Rule 8.3. Reporting Professional Misconduct.

 (a)  A lawyer who knows that another lawyer has committed a violation of the Rules of Professional Conduct that raises a substantial question as to that lawyer’s honesty, trustworthiness or fitness as a lawyer in other respects, shall inform the appropriate professional authority.

 (b)  A lawyer who knows that a judge has committed a violation of applicable rules of judicial conduct that raises a substantial question as to the judge’s fitness for office shall inform the appropriate authority.

 (c)  This Rule does not require disclosure of information otherwise protected by Rule 1.6 or information gained by a lawyer or judge while participating in an approved lawyers assistance program.

Comment:

   (1) Self-regulation of the legal profession requires that members of the profession initiate disciplinary investigation when they know of a violation of the Rules of Professional Conduct. Lawyers have a similar obligation with respect to judicial misconduct. An apparently isolated violation may indicate a pattern of misconduct that only a disciplinary investigation can uncover. Reporting a violation is especially important where the victim is unlikely to discover the offense.
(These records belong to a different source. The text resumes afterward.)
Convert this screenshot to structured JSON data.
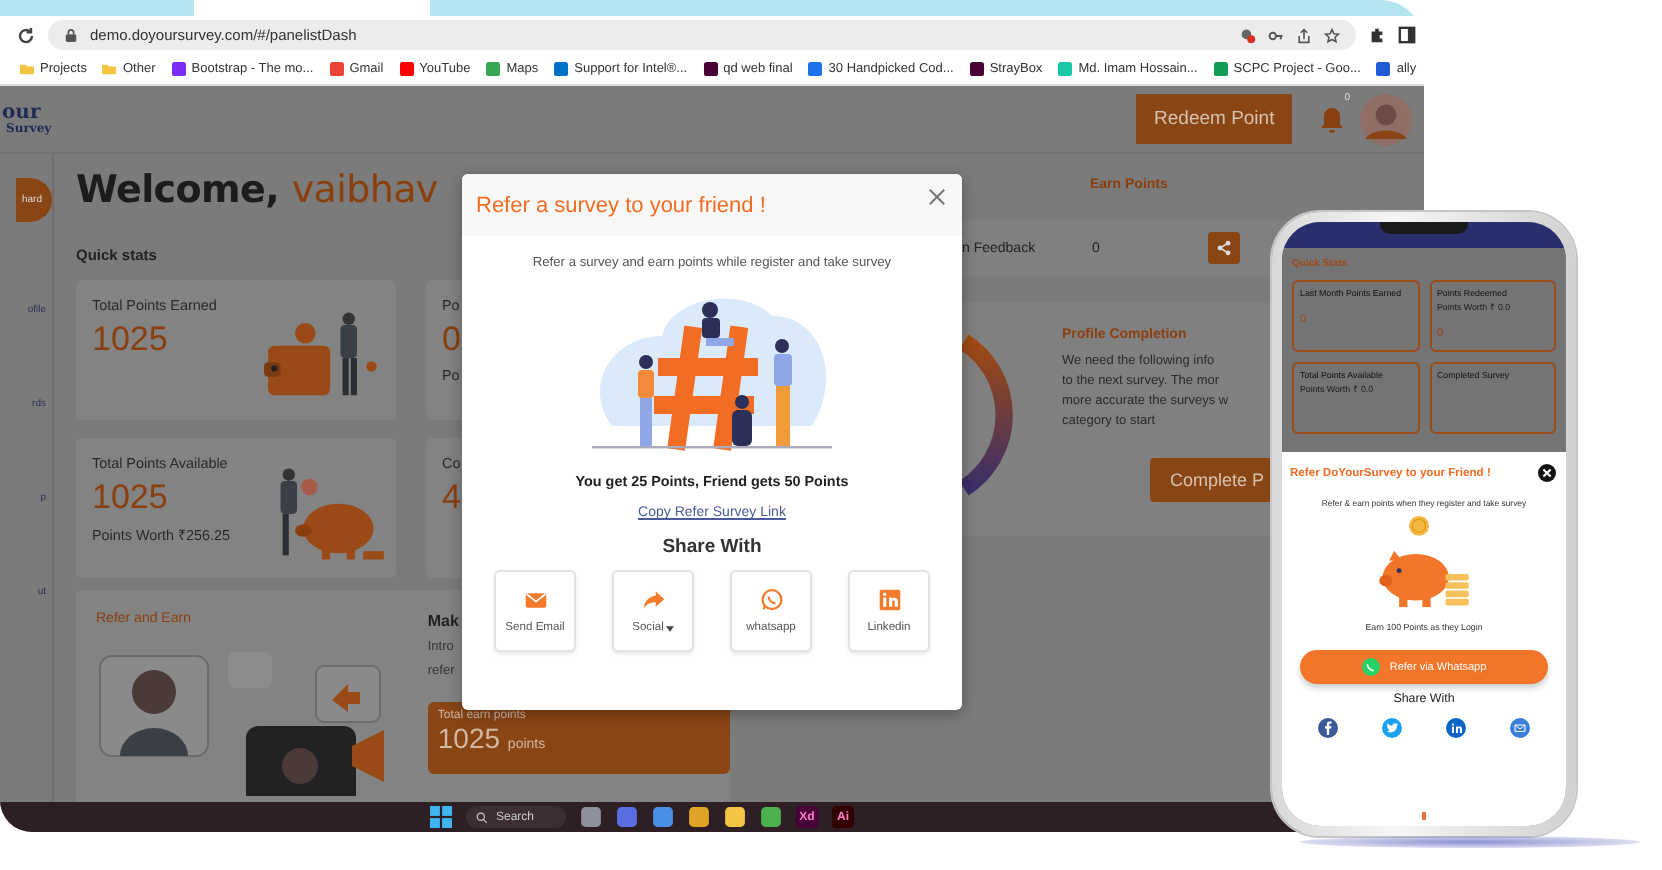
{
  "browser": {
    "url": "demo.doyoursurvey.com/#/panelistDash",
    "bookmarks": [
      {
        "label": "Projects",
        "kind": "folder",
        "color": "#f4c542"
      },
      {
        "label": "Other",
        "kind": "folder",
        "color": "#f4c542"
      },
      {
        "label": "Bootstrap - The mo...",
        "kind": "site",
        "color": "#7b2cf5"
      },
      {
        "label": "Gmail",
        "kind": "site",
        "color": "#ea4335"
      },
      {
        "label": "YouTube",
        "kind": "site",
        "color": "#ff0000"
      },
      {
        "label": "Maps",
        "kind": "site",
        "color": "#34a853"
      },
      {
        "label": "Support for Intel®...",
        "kind": "site",
        "color": "#0071c5"
      },
      {
        "label": "qd web final",
        "kind": "site",
        "color": "#470137"
      },
      {
        "label": "30 Handpicked Cod...",
        "kind": "site",
        "color": "#1a73e8"
      },
      {
        "label": "StrayBox",
        "kind": "site",
        "color": "#470137"
      },
      {
        "label": "Md. Imam Hossain...",
        "kind": "site",
        "color": "#19c9a5"
      },
      {
        "label": "SCPC Project - Goo...",
        "kind": "site",
        "color": "#0f9d58"
      },
      {
        "label": "ally",
        "kind": "site",
        "color": "#1e5bd6"
      }
    ]
  },
  "header": {
    "logo": [
      "our",
      "Survey"
    ],
    "redeem_button": "Redeem Point",
    "notification_count": "0"
  },
  "sidebar": [
    {
      "label": "hard",
      "selected": true
    },
    {
      "label": "ofile",
      "selected": false
    },
    {
      "label": "rds",
      "selected": false
    },
    {
      "label": "p",
      "selected": false
    },
    {
      "label": "ut",
      "selected": false
    }
  ],
  "welcome": {
    "greeting": "Welcome,",
    "name": "vaibhav"
  },
  "quick_stats": {
    "title": "Quick stats",
    "cards": [
      {
        "title": "Total Points Earned",
        "value": "1025",
        "kind": "wallet"
      },
      {
        "title": "Po",
        "value": "0",
        "note": "Po",
        "kind": "plain"
      },
      {
        "title": "Total Points Available",
        "value": "1025",
        "note": "Points Worth ₹256.25",
        "kind": "piggy"
      },
      {
        "title": "Co",
        "value": "4",
        "kind": "plain"
      }
    ]
  },
  "refer_card": {
    "title": "Refer and Earn",
    "heading": "Mak",
    "lines": [
      "Intro",
      "refer"
    ],
    "total_label": "Total earn points",
    "total_value": "1025",
    "total_unit": "points"
  },
  "earn_table": {
    "header": "Earn Points",
    "rows": [
      {
        "activity": "n Feedback",
        "points": "0"
      }
    ]
  },
  "profile": {
    "title": "Profile Completion",
    "lines": [
      "We need the following info",
      "to the next survey. The mor",
      "more accurate the surveys w",
      "category to start"
    ],
    "button": "Complete P"
  },
  "taskbar": {
    "search": "Search",
    "apps": [
      {
        "kind": "icon",
        "color": "#8d8f9a"
      },
      {
        "kind": "icon",
        "color": "#5b6ee1"
      },
      {
        "kind": "icon",
        "color": "#4a8fe7"
      },
      {
        "kind": "icon",
        "color": "#e0a526"
      },
      {
        "kind": "icon",
        "color": "#f4c542"
      },
      {
        "kind": "icon",
        "color": "#4caf50"
      },
      {
        "kind": "label",
        "label": "Xd",
        "color": "#470137"
      },
      {
        "kind": "label",
        "label": "Ai",
        "color": "#330000"
      }
    ]
  },
  "modal": {
    "title": "Refer a survey to your friend !",
    "subtitle": "Refer a survey and earn points while register and take survey",
    "reward": "You get 25 Points, Friend gets 50 Points",
    "link": "Copy Refer Survey Link",
    "share_title": "Share With",
    "share_options": [
      {
        "label": "Send Email",
        "kind": "email"
      },
      {
        "label": "Social",
        "kind": "social"
      },
      {
        "label": "whatsapp",
        "kind": "whatsapp"
      },
      {
        "label": "Linkedin",
        "kind": "linkedin"
      }
    ]
  },
  "phone": {
    "quick_stats": "Quick Stats",
    "cards": [
      {
        "title": "Last Month Points Earned",
        "value": "0"
      },
      {
        "title": "Points Redeemed",
        "note": "Points Worth ₹ 0.0",
        "value": "0"
      },
      {
        "title": "Total Points Available",
        "note": "Points Worth ₹ 0.0"
      },
      {
        "title": "Completed Survey"
      }
    ],
    "sheet": {
      "title": "Refer DoYourSurvey to your Friend !",
      "subtitle": "Refer & earn points when they register and take survey",
      "caption": "Earn 100 Points as they Login",
      "button": "Refer via Whatsapp",
      "share_title": "Share With",
      "share_icons": [
        {
          "kind": "facebook",
          "color": "#3b5998"
        },
        {
          "kind": "twitter",
          "color": "#1da1f2"
        },
        {
          "kind": "linkedin",
          "color": "#0a66c2"
        },
        {
          "kind": "email",
          "color": "#3d7dd8"
        }
      ]
    }
  }
}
   (2) A report about misconduct is not required where it would involve violation of Rule 1.6. However, a lawyer should encourage a client to consent to disclosure where prosecution would not substantially prejudice the client’s interests.

   (3) If a lawyer were obligated to report every violation of the Rules, the failure to report any violation would itself be a professional offense. Such a requirement existed in many jurisdictions but proved to be unenforceable. This Rule limits the reporting obligation to those offenses that a self-regulating profession must vigorously endeavor to prevent. A measure of judgment is, therefore, required in complying with the provisions of this Rule. The duty to report involves only misconduct that raises a substantial question as to that lawyer’s honesty, trustworthiness or fitness as a lawyer in other respects. The term ‘‘substantial’’ refers to the seriousness of the possible offense and not the quantum of evidence of which the lawyer is aware.

   (4) While a lawyer may report professional misconduct at any time, the lawyer must report misconduct upon acquiring actual knowledge of misconduct. The discretionary reporting of misconduct should not be undertaken for purposes of tactical advantage over another lawyer, to punish or inconvenience another for a personal or professional slight, or to harass another lawyer.

   (5) A report should be made to the bar disciplinary agency unless some other agency, such as a peer review agency, is more appropriate in the circumstances. Similar considerations apply to the reporting of judicial misconduct.

   (6) The duty to report professional misconduct does not apply to a lawyer retained to represent a lawyer whose professional conduct is in question. Such a situation is governed by the Rules applicable to the client-lawyer relationship.

   (7) Information about a lawyer’s or judge’s misconduct or fitness may be received by a lawyer in the course of that lawyer’s participation in an approved lawyers or judges assistance program. In that circumstance, providing for an exception to the reporting requirements of paragraphs (a) and (b) of this Rule encourages lawyers and judges to seek treatment through such a program. Conversely, without such an exception, lawyers and judges may hesitate to seek assistance from these programs, which may then result in additional harm to their professional careers and additional injury to the welfare of clients and to the public. The Rules do not otherwise address the confidentiality of information received by a lawyer or judge participating in an approved lawyers assistance program; such an obligation, however, may be imposed by the rules of the program or other law.

   (8) In addition to reporting a violation of another lawyer, a lawyer is required by the Pennsylvania Rules of Disciplinary Enforcement to self-report in certain circumstances. Pa.R.D.E. 214(a) provides that an attorney convicted of a crime shall report the fact of that conviction within 20 days to the Office of Disciplinary Counsel. For purposes of that rule, the term ‘‘crime’’ means an offense that is punishable by imprisonment in the jurisdiction of conviction, whether or not a sentence of imprisonment is actually imposed. It does not include parking violations or summary offenses, both traffic and non-traffic, unless a term of imprisonment is actually imposed.

   (9) Likewise, Pa.R.D.E. 216(e) requires an attorney who has been transferred to disability inactive status or disciplined in another court or by any body authorized by law or by rule of court to conduct disciplinary proceedings against attorneys by any state or territory of the United States or of the District of Columbia, a United States court, or by a federal administrative agency or a military tribunal, by suspension, disbarment, or revocation of license or pro hac vice admission, or who has resigned from the bar or otherwise relinquished his or her license to practice while under disciplinary investigation in another jurisdiction, to report the fact of that transfer, suspension, disbarment, revocation or resignation to the Secretary of the Board within 20 days after the date of the order, judgment or directive imposing or confirming the discipline or transfer to disability inactive status.

Source

   The provisions of this Rule 8.3 amended March 19, 2012, effective in 30 days; 42 Pa.B. 1637. Immediately preceding text appears at serial pages (309479) to (309480).